Teknologi Pengawetan dari Masa Lalu
Sejarah mencatat bahwa kehadiran susu kental manis sebenarnya merupakan solusi cerdas atas keterbatasan teknologi di masa lalu. Dahulu, distribusi susu segar terhambat oleh masalah daya simpan yang sangat singkat. Untuk mengatasi hal tersebut, para ahli pangan mencari cara agar nutrisi susu dapat dinikmati lebih lama dan dikirim ke lokasi yang jauh.
“Metodenya adalah dengan mengurangi kadar airnya. Ada yang dijadikan susu bubuk, ada juga yang dikentalkan melalui proses penguapan atau evaporasi,” jelas Prof. Epi. Dalam proses pengentalan ini, gula sering ditambahkan bukan sekadar sebagai pemanis, melainkan berperan sebagai pengawet alami yang menghambat pertumbuhan mikroba. Hal ini menjadikan susu kental manis memiliki masa simpan yang jauh lebih panjang dibandingkan susu pasteurisasi.
Menelisik Aturan Main BPOM
Bagi masyarakat yang meragukan kredibilitas produk ini, Prof. Epi merujuk pada regulasi resmi pemerintah. Berdasarkan Peraturan BPOM Nomor 13 Tahun 2023 tentang Kategori Pangan, susu kental manis secara resmi dikelompokkan ke dalam kategori susu dan produk analognya.
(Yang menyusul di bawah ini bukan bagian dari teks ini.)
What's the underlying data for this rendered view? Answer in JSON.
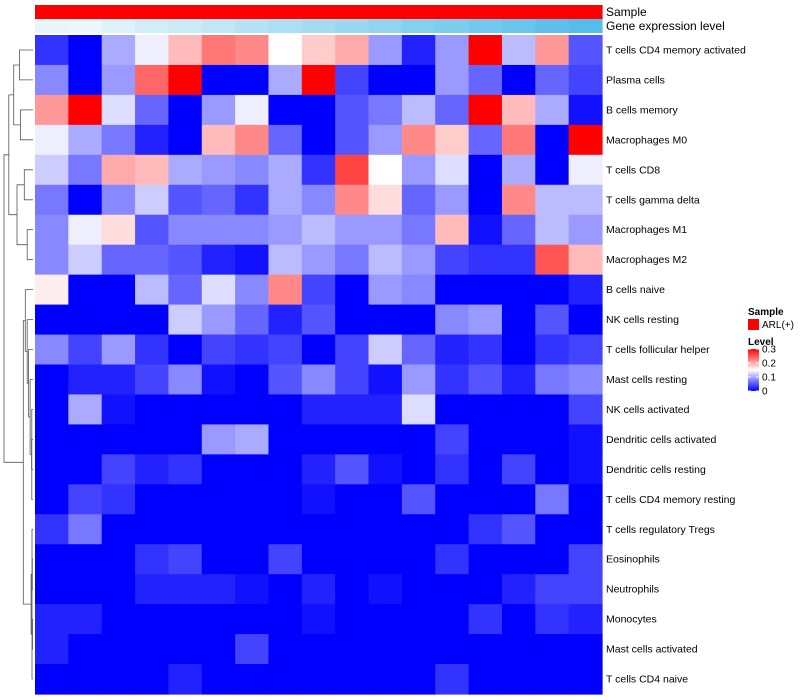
{
  "chart_data": {
    "type": "heatmap",
    "colorscale": {
      "low": "#0000ff",
      "mid": "#ffffff",
      "high": "#ff0000",
      "min": 0,
      "mid_value": 0.15,
      "max": 0.3
    },
    "annotation_tracks": [
      {
        "name": "Sample",
        "values": [
          "ARL(+)",
          "ARL(+)",
          "ARL(+)",
          "ARL(+)",
          "ARL(+)",
          "ARL(+)",
          "ARL(+)",
          "ARL(+)",
          "ARL(+)",
          "ARL(+)",
          "ARL(+)",
          "ARL(+)",
          "ARL(+)",
          "ARL(+)",
          "ARL(+)",
          "ARL(+)",
          "ARL(+)"
        ],
        "color": "#ff0000"
      },
      {
        "name": "Gene expression level",
        "gradient": [
          "#e8f6fb",
          "#eaf7fb",
          "#def2f9",
          "#d4eef8",
          "#cbebf7",
          "#c1e7f6",
          "#b6e3f4",
          "#acdff3",
          "#a3dcf2",
          "#9ad8f1",
          "#90d4f0",
          "#86d0ef",
          "#7ccdee",
          "#72c9ed",
          "#69c5ec",
          "#5fc1eb",
          "#56bdea"
        ]
      }
    ],
    "rows": [
      "T cells CD4 memory activated",
      "Plasma cells",
      "B cells memory",
      "Macrophages M0",
      "T cells CD8",
      "T cells gamma delta",
      "Macrophages M1",
      "Macrophages M2",
      "B cells naive",
      "NK cells resting",
      "T cells follicular helper",
      "Mast cells resting",
      "NK cells activated",
      "Dendritic cells activated",
      "Dendritic cells resting",
      "T cells CD4 memory resting",
      "T cells regulatory  Tregs",
      "Eosinophils",
      "Neutrophils",
      "Monocytes",
      "Mast cells activated",
      "T cells CD4 naive"
    ],
    "values": [
      [
        0.03,
        0.0,
        0.1,
        0.14,
        0.19,
        0.23,
        0.22,
        0.15,
        0.18,
        0.2,
        0.09,
        0.02,
        0.09,
        0.3,
        0.11,
        0.21,
        0.05
      ],
      [
        0.08,
        0.0,
        0.09,
        0.24,
        0.3,
        0.0,
        0.0,
        0.1,
        0.3,
        0.04,
        0.0,
        0.0,
        0.09,
        0.06,
        0.0,
        0.06,
        0.04
      ],
      [
        0.21,
        0.3,
        0.13,
        0.06,
        0.0,
        0.09,
        0.14,
        0.0,
        0.0,
        0.05,
        0.07,
        0.11,
        0.06,
        0.3,
        0.19,
        0.1,
        0.01
      ],
      [
        0.14,
        0.1,
        0.07,
        0.02,
        0.0,
        0.19,
        0.22,
        0.06,
        0.0,
        0.05,
        0.09,
        0.22,
        0.18,
        0.06,
        0.23,
        0.0,
        0.3
      ],
      [
        0.12,
        0.07,
        0.2,
        0.19,
        0.1,
        0.09,
        0.08,
        0.1,
        0.03,
        0.26,
        0.15,
        0.09,
        0.13,
        0.0,
        0.1,
        0.0,
        0.14
      ],
      [
        0.07,
        0.0,
        0.08,
        0.12,
        0.05,
        0.06,
        0.03,
        0.1,
        0.08,
        0.22,
        0.17,
        0.06,
        0.09,
        0.0,
        0.22,
        0.11,
        0.11
      ],
      [
        0.08,
        0.14,
        0.17,
        0.05,
        0.08,
        0.08,
        0.08,
        0.09,
        0.11,
        0.09,
        0.09,
        0.07,
        0.19,
        0.01,
        0.06,
        0.11,
        0.09
      ],
      [
        0.08,
        0.12,
        0.06,
        0.06,
        0.05,
        0.02,
        0.01,
        0.11,
        0.09,
        0.07,
        0.11,
        0.09,
        0.04,
        0.03,
        0.03,
        0.25,
        0.19
      ],
      [
        0.16,
        0.0,
        0.0,
        0.11,
        0.06,
        0.13,
        0.08,
        0.22,
        0.04,
        0.0,
        0.09,
        0.08,
        0.0,
        0.0,
        0.0,
        0.0,
        0.02
      ],
      [
        0.0,
        0.0,
        0.0,
        0.0,
        0.12,
        0.09,
        0.06,
        0.02,
        0.05,
        0.0,
        0.0,
        0.0,
        0.08,
        0.09,
        0.0,
        0.05,
        0.0
      ],
      [
        0.08,
        0.04,
        0.09,
        0.03,
        0.0,
        0.04,
        0.03,
        0.04,
        0.0,
        0.04,
        0.12,
        0.06,
        0.02,
        0.03,
        0.0,
        0.03,
        0.04
      ],
      [
        0.0,
        0.02,
        0.02,
        0.04,
        0.08,
        0.01,
        0.0,
        0.05,
        0.08,
        0.04,
        0.01,
        0.09,
        0.03,
        0.05,
        0.02,
        0.07,
        0.08
      ],
      [
        0.0,
        0.1,
        0.01,
        0.0,
        0.0,
        0.0,
        0.0,
        0.0,
        0.02,
        0.02,
        0.02,
        0.13,
        0.0,
        0.0,
        0.0,
        0.0,
        0.04
      ],
      [
        0.0,
        0.0,
        0.0,
        0.0,
        0.0,
        0.09,
        0.1,
        0.0,
        0.0,
        0.0,
        0.0,
        0.0,
        0.04,
        0.0,
        0.0,
        0.0,
        0.01
      ],
      [
        0.0,
        0.0,
        0.04,
        0.02,
        0.03,
        0.0,
        0.0,
        0.0,
        0.02,
        0.05,
        0.01,
        0.0,
        0.03,
        0.0,
        0.04,
        0.0,
        0.01
      ],
      [
        0.0,
        0.04,
        0.03,
        0.0,
        0.0,
        0.0,
        0.0,
        0.0,
        0.01,
        0.0,
        0.0,
        0.05,
        0.0,
        0.0,
        0.0,
        0.07,
        0.0
      ],
      [
        0.03,
        0.07,
        0.0,
        0.0,
        0.0,
        0.0,
        0.0,
        0.0,
        0.0,
        0.0,
        0.0,
        0.0,
        0.0,
        0.03,
        0.05,
        0.0,
        0.0
      ],
      [
        0.0,
        0.0,
        0.0,
        0.03,
        0.04,
        0.0,
        0.0,
        0.04,
        0.0,
        0.0,
        0.0,
        0.0,
        0.03,
        0.0,
        0.0,
        0.0,
        0.04
      ],
      [
        0.0,
        0.0,
        0.0,
        0.02,
        0.02,
        0.02,
        0.01,
        0.0,
        0.02,
        0.0,
        0.01,
        0.0,
        0.0,
        0.0,
        0.02,
        0.04,
        0.04
      ],
      [
        0.02,
        0.02,
        0.0,
        0.0,
        0.0,
        0.0,
        0.0,
        0.0,
        0.01,
        0.0,
        0.0,
        0.0,
        0.0,
        0.03,
        0.0,
        0.03,
        0.02
      ],
      [
        0.02,
        0.0,
        0.0,
        0.0,
        0.0,
        0.0,
        0.04,
        0.0,
        0.0,
        0.0,
        0.0,
        0.0,
        0.0,
        0.0,
        0.0,
        0.0,
        0.0
      ],
      [
        0.0,
        0.0,
        0.0,
        0.0,
        0.02,
        0.0,
        0.0,
        0.0,
        0.0,
        0.0,
        0.0,
        0.0,
        0.03,
        0.0,
        0.0,
        0.0,
        0.0
      ]
    ],
    "dendrogram": {
      "merges": [
        [
          -20,
          -21
        ],
        [
          -18,
          -19
        ],
        [
          -17,
          -22
        ],
        [
          -13,
          -16
        ],
        [
          -14,
          -15
        ],
        [
          1,
          2
        ],
        [
          4,
          5
        ],
        [
          -12,
          7
        ],
        [
          3,
          6
        ],
        [
          -11,
          8
        ],
        [
          -10,
          10
        ],
        [
          -9,
          11
        ],
        [
          9,
          12
        ],
        [
          -7,
          -8
        ],
        [
          -5,
          -6
        ],
        [
          -3,
          -4
        ],
        [
          -1,
          -2
        ],
        [
          14,
          15
        ],
        [
          16,
          17
        ],
        [
          18,
          19
        ],
        [
          13,
          20
        ]
      ],
      "heights": [
        0.01,
        0.015,
        0.02,
        0.025,
        0.03,
        0.04,
        0.045,
        0.06,
        0.07,
        0.09,
        0.12,
        0.16,
        0.2,
        0.12,
        0.18,
        0.26,
        0.28,
        0.33,
        0.4,
        0.5,
        0.6
      ]
    },
    "legend": {
      "sample_title": "Sample",
      "sample_entry": "ARL(+)",
      "level_title": "Level",
      "level_ticks": [
        0,
        0.1,
        0.2,
        0.3
      ],
      "level_tick_labels": [
        "0",
        "0.1",
        "0.2",
        "0.3"
      ]
    }
  }
}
Namun, ada standar ketat yang harus dipenuhi oleh produsen agar sebuah produk boleh menyandang nama ‘Susu Kental Manis’.
Beberapa poin utama dalam standar karakteristik tersebut antara lain:
- Kadar lemak susu minimal mencapai angka 8 persen.
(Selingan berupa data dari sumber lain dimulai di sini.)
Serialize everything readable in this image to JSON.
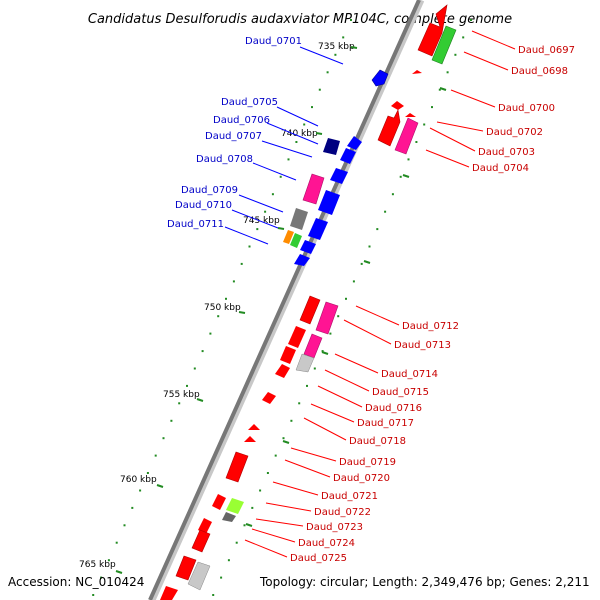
{
  "title": "Candidatus Desulforudis audaxviator MP104C, complete genome",
  "footer": {
    "accession": "Accession: NC_010424",
    "topology": "Topology: circular; Length: 2,349,476 bp; Genes: 2,211"
  },
  "ticks": [
    "735 kbp",
    "740 kbp",
    "745 kbp",
    "750 kbp",
    "755 kbp",
    "760 kbp",
    "765 kbp"
  ],
  "left_labels": [
    "Daud_0701",
    "Daud_0705",
    "Daud_0706",
    "Daud_0707",
    "Daud_0708",
    "Daud_0709",
    "Daud_0710",
    "Daud_0711"
  ],
  "right_labels": [
    "Daud_0697",
    "Daud_0698",
    "Daud_0700",
    "Daud_0702",
    "Daud_0703",
    "Daud_0704",
    "Daud_0712",
    "Daud_0713",
    "Daud_0714",
    "Daud_0715",
    "Daud_0716",
    "Daud_0717",
    "Daud_0718",
    "Daud_0719",
    "Daud_0720",
    "Daud_0721",
    "Daud_0722",
    "Daud_0723",
    "Daud_0724",
    "Daud_0725"
  ],
  "colors": {
    "reverse_strand": "#ff0000",
    "forward_strand": "#0000ff",
    "magenta": "#ff1493",
    "green": "#33cc33",
    "gray": "#777777",
    "dark_navy": "#000080",
    "orange": "#ff8c00",
    "light_gray": "#c8c8c8",
    "lime": "#99ff33",
    "tick_green": "#228b22",
    "backbone": "#777777"
  }
}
- Kadar protein minimal sebesar 6,5 persen untuk varian plain.
- Proses produksi wajib melibatkan penghilangan sebagian air dari campuran susu.
Prof. Epi mengingatkan konsumen untuk jeli memahami label. Angka 8 persen lemak susu bukan berarti sisa produknya bukan susu, melainkan bagian dari komponen lemak yang memang harus berasal dari susu sapi, bukan lemak nabati. Selain itu, kadar protein menjadi indikator kunci bahwa produk tersebut memang mengandung nutrisi alami dari sumber hewani.
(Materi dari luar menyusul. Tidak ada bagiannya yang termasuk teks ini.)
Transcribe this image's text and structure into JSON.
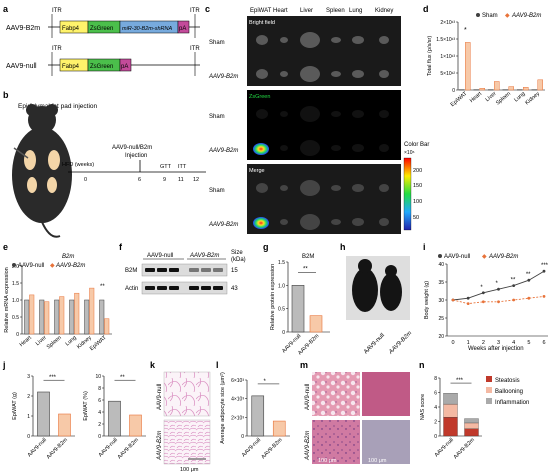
{
  "panel_letters": {
    "a": "a",
    "b": "b",
    "c": "c",
    "d": "d",
    "e": "e",
    "f": "f",
    "g": "g",
    "h": "h",
    "i": "i",
    "j": "j",
    "k": "k",
    "l": "l",
    "m": "m",
    "n": "n"
  },
  "colors": {
    "null": "#3f3f3f",
    "b2m": "#e8733a",
    "fabp4": "#fff36b",
    "zsgreen": "#4bbf4b",
    "shrna": "#77aadd",
    "pa": "#c34b9a",
    "steatosis": "#c0392b",
    "ballooning": "#f4b9a3",
    "inflammation": "#aaaaaa"
  },
  "panel_a": {
    "construct1_name": "AAV9-B2m",
    "construct2_name": "AAV9-null",
    "itr": "ITR",
    "fabp4": "Fabp4",
    "zsgreen": "ZsGreen",
    "shrna": "miR-30-B2m-shRNA",
    "pa": "pA"
  },
  "panel_b": {
    "title": "Epididymal fat pad injection",
    "injection_label": "AAV9-null/B2m",
    "injection_label2": "Injection",
    "gtt": "GTT",
    "itt": "ITT",
    "hfd": "HFD (weeks)",
    "ticks": [
      "0",
      "6",
      "9",
      "11",
      "12"
    ]
  },
  "panel_c": {
    "organs": [
      "EpiWAT",
      "Heart",
      "Liver",
      "Spleen",
      "Lung",
      "Kidney"
    ],
    "row_labels": [
      "Sham",
      "AAV9-B2m",
      "Sham",
      "AAV9-B2m",
      "Sham",
      "AAV9-B2m"
    ],
    "section_titles": [
      "Bright field",
      "ZsGreen",
      "Merge"
    ],
    "colorbar_title": "Color Bar",
    "colorbar_unit": "×10⁶",
    "colorbar_ticks": [
      "200",
      "150",
      "100",
      "50"
    ]
  },
  "legend": {
    "null": "AAV9-null",
    "b2m": "AAV9-B2m",
    "sham": "Sham"
  },
  "panel_e": {
    "title": "B2m",
    "ylabel": "Relative mRNA expression",
    "sig": "**"
  },
  "panel_f": {
    "header_null": "AAV9-null",
    "header_b2m": "AAV9-B2m",
    "size_label": "Size",
    "size_unit": "(kDa)",
    "rows": [
      "B2M",
      "Actin"
    ],
    "sizes": [
      "15",
      "43"
    ]
  },
  "panel_g": {
    "title": "B2M",
    "ylabel": "Relative protein expression",
    "sig": "**",
    "cats": [
      "AAV9-null",
      "AAV9-B2m"
    ]
  },
  "panel_h": {
    "cats": [
      "AAV9-null",
      "AAV9-B2m"
    ]
  },
  "panel_i": {
    "ylabel": "Body weight (g)",
    "xlabel": "Weeks after injection"
  },
  "panel_j": {
    "ylabel1": "EpiWAT (g)",
    "ylabel2": "EpiWAT (%)",
    "sig1": "***",
    "sig2": "**",
    "cats": [
      "AAV9-null",
      "AAV9-B2m"
    ]
  },
  "panel_k": {
    "rows": [
      "AAV9-null",
      "AAV9-B2m"
    ],
    "scale": "100 μm"
  },
  "panel_l": {
    "ylabel": "Average adipocyte size (μm²)",
    "sig": "*",
    "cats": [
      "AAV9-null",
      "AAV9-B2m"
    ]
  },
  "panel_m": {
    "rows": [
      "AAV9-null",
      "AAV9-B2m"
    ],
    "scale": "100 μm"
  },
  "panel_n": {
    "ylabel": "NAS score",
    "sig": "***",
    "cats": [
      "AAV9-null",
      "AAV9-B2m"
    ],
    "legend": [
      "Steatosis",
      "Ballooning",
      "Inflammation"
    ]
  },
  "chart_data": [
    {
      "id": "d",
      "type": "bar",
      "ylabel": "Total flux (p/s/sr)",
      "categories": [
        "EpiWAT",
        "Heart",
        "Liver",
        "Spleen",
        "Lung",
        "Kidney"
      ],
      "yticks_label": [
        "0",
        "5×10¹²",
        "1×10¹³",
        "1.5×10¹³",
        "2×10¹³"
      ],
      "yticks": [
        0,
        5,
        10,
        15,
        20
      ],
      "ylim": [
        0,
        20
      ],
      "sig": "*",
      "series": [
        {
          "name": "Sham",
          "values": [
            0.1,
            0.1,
            0.1,
            0.1,
            0.1,
            0.1
          ]
        },
        {
          "name": "AAV9-B2m",
          "values": [
            14,
            0.5,
            2.5,
            1.0,
            0.8,
            3.0
          ]
        }
      ]
    },
    {
      "id": "e",
      "type": "bar",
      "title": "B2m",
      "ylabel": "Relative mRNA expression",
      "categories": [
        "Heart",
        "Liver",
        "Spleen",
        "Lung",
        "Kidney",
        "EpiWAT"
      ],
      "yticks": [
        0,
        0.5,
        1.0,
        1.5,
        2.0
      ],
      "yticks_label": [
        "0",
        "0.5",
        "1.0",
        "1.5",
        "2.0"
      ],
      "ylim": [
        0,
        2.0
      ],
      "series": [
        {
          "name": "AAV9-null",
          "values": [
            1.0,
            1.0,
            1.0,
            1.0,
            1.0,
            1.0
          ]
        },
        {
          "name": "AAV9-B2m",
          "values": [
            1.15,
            0.95,
            1.1,
            1.2,
            1.35,
            0.45
          ]
        }
      ]
    },
    {
      "id": "g",
      "type": "bar",
      "title": "B2M",
      "ylabel": "Relative protein expression",
      "categories": [
        "AAV9-null",
        "AAV9-B2m"
      ],
      "yticks": [
        0,
        0.5,
        1.0,
        1.5
      ],
      "yticks_label": [
        "0",
        "0.5",
        "1.0",
        "1.5"
      ],
      "ylim": [
        0,
        1.5
      ],
      "values": [
        1.0,
        0.35
      ]
    },
    {
      "id": "i",
      "type": "line",
      "ylabel": "Body weight (g)",
      "xlabel": "Weeks after injection",
      "x": [
        0,
        1,
        2,
        3,
        4,
        5,
        6
      ],
      "yticks": [
        20,
        25,
        30,
        35,
        40
      ],
      "ylim": [
        20,
        40
      ],
      "sig": [
        "",
        "",
        "*",
        "*",
        "**",
        "**",
        "***"
      ],
      "series": [
        {
          "name": "AAV9-null",
          "values": [
            30,
            30.5,
            32,
            33,
            34,
            35.5,
            38
          ]
        },
        {
          "name": "AAV9-B2m",
          "values": [
            30,
            29,
            29.5,
            29.5,
            30,
            30.5,
            31
          ]
        }
      ]
    },
    {
      "id": "j1",
      "type": "bar",
      "ylabel": "EpiWAT (g)",
      "categories": [
        "AAV9-null",
        "AAV9-B2m"
      ],
      "yticks": [
        0,
        1,
        2,
        3
      ],
      "yticks_label": [
        "0",
        "1",
        "2",
        "3"
      ],
      "ylim": [
        0,
        3
      ],
      "values": [
        2.2,
        1.1
      ]
    },
    {
      "id": "j2",
      "type": "bar",
      "ylabel": "EpiWAT (%)",
      "categories": [
        "AAV9-null",
        "AAV9-B2m"
      ],
      "yticks": [
        0,
        2,
        4,
        6,
        8,
        10
      ],
      "yticks_label": [
        "0",
        "2",
        "4",
        "6",
        "8",
        "10"
      ],
      "ylim": [
        0,
        10
      ],
      "values": [
        5.8,
        3.5
      ]
    },
    {
      "id": "l",
      "type": "bar",
      "ylabel": "Average adipocyte size (μm²)",
      "categories": [
        "AAV9-null",
        "AAV9-B2m"
      ],
      "yticks": [
        0,
        2,
        4,
        6
      ],
      "yticks_label": [
        "0",
        "2×10³",
        "4×10³",
        "6×10³"
      ],
      "ylim": [
        0,
        6
      ],
      "values": [
        4.3,
        1.6
      ]
    },
    {
      "id": "n",
      "type": "bar",
      "ylabel": "NAS score",
      "categories": [
        "AAV9-null",
        "AAV9-B2m"
      ],
      "yticks": [
        0,
        2,
        4,
        6,
        8
      ],
      "yticks_label": [
        "0",
        "2",
        "4",
        "6",
        "8"
      ],
      "ylim": [
        0,
        8
      ],
      "series": [
        {
          "name": "Steatosis",
          "values": [
            2.6,
            1.0
          ]
        },
        {
          "name": "Ballooning",
          "values": [
            1.8,
            0.8
          ]
        },
        {
          "name": "Inflammation",
          "values": [
            1.5,
            0.6
          ]
        }
      ]
    }
  ]
}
Mengapa Publik Sering Bingung?
Kebingungan di pasar sering kali dipicu oleh adanya produk ‘krimer kental manis’ yang tampilannya hampir serupa dengan susu kental manis. Prof. Epi menjelaskan bahwa krimer biasanya menggunakan campuran lemak nabati, sehingga profil nutrisi dan kategorinya berbeda di mata hukum pangan. Inilah yang sering memicu anggapan bahwa semua produk dalam kemasan kaleng tersebut bukanlah susu.
“Kita harus melihat secara spesifik. Ada produk yang murni dari susu segar yang diuapkan, tapi ada juga yang kategorinya krimer karena komposisinya berbeda. Keduanya adalah produk yang berbeda di pasar,” tambahnya. Ia mengibaratkan susu kental manis sebagai salah satu varian dalam keluarga besar olahan susu, berdampingan dengan susu UHT, yogurt, keju, hingga es krim.
Kesimpulan dari Sang Ahli
Sebagai penutup, Prof. Epi menekankan bahwa susu kental manis adalah produk olahan susu yang sah secara regulasi dan teknologi pangan. Meskipun memiliki karakter yang manis dan kental, esensinya tetap berasal dari susu selama memenuhi kriteria yang ditetapkan oleh BPOM. Bagi konsumen, kuncinya adalah membaca label kemasan dengan teliti untuk memastikan produk yang dibeli sesuai dengan kebutuhan nutrisi harian keluarga.
Dengan memahami proses di balik pembuatannya, diharapkan masyarakat tidak lagi terjebak dalam disinformasi dan dapat lebih bijak dalam mengonsumsi produk olahan susu sesuai dengan porsinya.